Sans blague, comment pouvais-je passer à côté de ça ? Des chemins de terre larges, ondulés, où un véhicule passe à toutes les 20 minutes. J’allais demeurer à ma chambre ? Duh ! Je travaillerais quand le soleil serait couché et de toute façon, il n’y a pas que l’argent dans la vie.
Je m’étais donc fait un petit échauffement autour des « roulottes » nous servant d’hébergement, puis m’étais dirigé vers la centrale où auraient lieu les essais, question de connaître la distance à parcourir si jamais il me venait l’idée saugrenue (moi ? Non….) de voyager à la course les jours suivants. Verdict : 5.37 kilomètres. Bof…
Puis, après un crochet par la centrale-sœur, j’avais gravi la longue montée menant à l’endroit où l’eau est amenée dans les deux installations. Comme il y a des centaines de mètres cubes d’eau qui y pénètrent à chaque seconde, je m’attendais à tout un spectacle.
Constat : Re-bof. Un tout petit tourbillon digne de la plus simple des baignoires. Ouais… Et c’est à ce moment que j‘ai aperçu la digue. Elle était si attirante…
Je courais à bon rythme, écoutant le bruit de mes pas sur le sol quand j’ai eu mon flash. Je me voyais glisser ou m’enfarger, me retrouver face contre terre, incapable de bouger. Ou pire, me voyais plonger dans le réservoir. En été, des gens se promènent ici, viennent faire de l’observation d’oiseaux. Mais en hiver… Mis à part quelques renards, mettons qu’il n’y a pas grand monde et je ne pouvais pas vraiment compter sur eux pour aller chercher de l’aide. À -12 degrés, le temps avait beau être sec, ça restait tout de même -12 degrés. Je doutais pouvoir résister longtemps à l’hypothermie. Valait mieux retourner au camp.
Le point d’interrogation – En fin de journée samedi, j’ai appris que les essais étaient annulés suite à un bris d’équipement. Or, comme le prochain avion ne passait que le lundi (hé non, il n’y a pas de vols à tous les jours à l’aéroport de Némiscau, incroyable, non ?), j’ai encore été pogné pour courir sur de la neige sèche et bien tapée. Ha petite vie…
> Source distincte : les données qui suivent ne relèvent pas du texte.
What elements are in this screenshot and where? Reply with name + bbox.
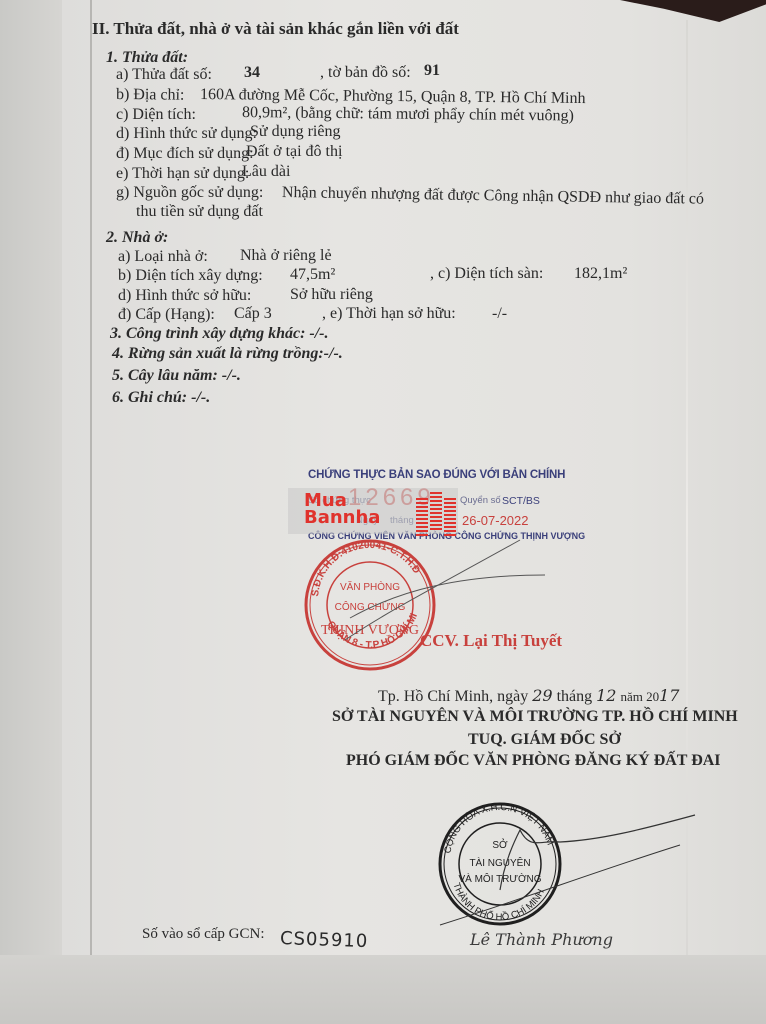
term-label: e) Thời hạn sử dụng: [116, 165, 249, 183]
issuing-agency: SỞ TÀI NGUYÊN VÀ MÔI TRƯỜNG TP. HỒ CHÍ M… [332, 708, 738, 726]
land-heading: 1. Thửa đất: [106, 49, 188, 67]
page-edge [90, 0, 92, 955]
book-label: Quyển số [460, 495, 501, 506]
house-type-label: a) Loại nhà ở: [118, 248, 208, 266]
section-title: II. Thửa đất, nhà ở và tài sản khác gắn … [92, 20, 459, 38]
own-term-label: , e) Thời hạn sở hữu: [322, 305, 456, 323]
register-number: CS05910 [280, 930, 369, 951]
purpose-value: Đất ở tại đô thị [246, 143, 342, 161]
watermark-line2: Bannha [304, 509, 380, 526]
year-label: năm 20 [620, 689, 659, 704]
issue-month: 12 [596, 686, 616, 705]
house-heading: 2. Nhà ở: [106, 229, 168, 247]
issue-day: 29 [532, 686, 552, 705]
perennial-trees: 5. Cây lâu năm: -/-. [112, 367, 241, 385]
area-label: c) Diện tích: [116, 106, 196, 124]
term-value: Lâu dài [242, 163, 290, 181]
on-behalf-of: TUQ. GIÁM ĐỐC SỞ [468, 731, 621, 749]
watermark-text: Mua Bannha [304, 492, 380, 526]
book-suffix: SCT/BS [502, 495, 540, 507]
page-fold [686, 20, 688, 1024]
month-label: tháng [557, 688, 593, 705]
build-area-value: 47,5m² [290, 266, 335, 284]
own-term-value: -/- [492, 305, 507, 323]
notary-name: CCV. Lại Thị Tuyết [420, 632, 562, 650]
other-construction: 3. Công trình xây dựng khác: -/-. [110, 325, 329, 343]
parcel-number: 34 [244, 64, 260, 82]
map-sheet-label: , tờ bản đồ số: [320, 64, 411, 82]
ownership-label: d) Hình thức sở hữu: [118, 287, 251, 305]
ownership-value: Sở hữu riêng [290, 286, 373, 304]
issuance-place: Tp. Hồ Chí Minh, ngày 29 tháng 12 năm 20… [378, 687, 679, 706]
address-label: b) Địa chỉ: [116, 86, 185, 105]
house-type-value: Nhà ở riêng lẻ [240, 247, 332, 265]
page-bottom-shadow [0, 955, 766, 1024]
floor-area-value: 182,1m² [574, 265, 627, 283]
facing-page [0, 0, 62, 1024]
use-form-value: Sử dụng riêng [250, 123, 340, 141]
origin-value-line2: thu tiền sử dụng đất [136, 203, 263, 221]
notary-date: 26-07-2022 [462, 513, 529, 528]
build-area-label: b) Diện tích xây dựng: [118, 267, 263, 285]
place-date-label: Tp. Hồ Chí Minh, ngày [378, 688, 528, 705]
issue-year: 17 [659, 686, 679, 705]
watermark-logo-icon [416, 492, 458, 532]
floor-area-label: , c) Diện tích sàn: [430, 265, 543, 283]
planted-forest: 4. Rừng sản xuất là rừng trồng:-/-. [112, 345, 343, 363]
notary-stamp-title: CHỨNG THỰC BẢN SAO ĐÚNG VỚI BẢN CHÍNH [308, 469, 565, 481]
signer-name: Lê Thành Phương [470, 930, 613, 949]
watermark: Mua Bannha [288, 488, 458, 534]
map-sheet-number: 91 [424, 62, 440, 80]
register-label: Số vào sổ cấp GCN: [142, 925, 265, 943]
origin-label: g) Nguồn gốc sử dụng: [116, 184, 263, 202]
grade-label: đ) Cấp (Hạng): [118, 306, 215, 324]
notes: 6. Ghi chú: -/-. [112, 389, 210, 407]
grade-value: Cấp 3 [234, 305, 272, 323]
parcel-label: a) Thửa đất số: [116, 66, 212, 84]
signer-position: PHÓ GIÁM ĐỐC VĂN PHÒNG ĐĂNG KÝ ĐẤT ĐAI [346, 752, 721, 770]
use-form-label: d) Hình thức sử dụng: [116, 125, 257, 143]
purpose-label: đ) Mục đích sử dụng: [116, 145, 254, 163]
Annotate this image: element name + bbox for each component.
Cette fois-là, j’ai mis le cap vers La Sarcelle, une centrale située… à 110 kilomètres de là. Oui, c’est vaste la Baie James. Et évidemment non, je n’avais aucune intention de m’y rendre (je ne suis pas cinglé à ce point). Je voulais juste essayer un autre chemin.
Si c’était tranquille, vous me demandez ? Pas un chat (seulement un autre renard, en fait). La route enneigée juste à moi, les « crounch-crouch » de mes pieds sur la neige comme accompagnement. Décidément, je finirais peut-être par m’attacher à ce coin de pays…
Un bruit familier est venu déranger mes rêveries: un poids lourd approchait. Il y en a relativement souvent la semaine, mais un dimanche, sa présence m’a tout de même un peu surpris. Comme il approchait, je me suis tassé pour lui laisser le chemin.
« Voyons, qu’est-ce qu’il niaise ? » Il n’avançait à peu près plus. Quand il arriva finalement à ma hauteur, j’ai regardé en direction du chauffeur, question de savoir de quoi il en retournait. Malgré le froid (il faisait tout de même -18 degrés ce matin-là), sa vitre était abaissée et un point d’interrogation avait remplacé son visage. C’était clair: il n’avait jamais vu un gars courir dans ces contrées perdues, se demandait ce que je foutais là et surtout, si j’allais bien. Je lui ai envoyé la main, à la fois pour lui montrer que tout était sous contrôle et aussi, pour le remercier d’avoir ainsi ralenti à ma hauteur.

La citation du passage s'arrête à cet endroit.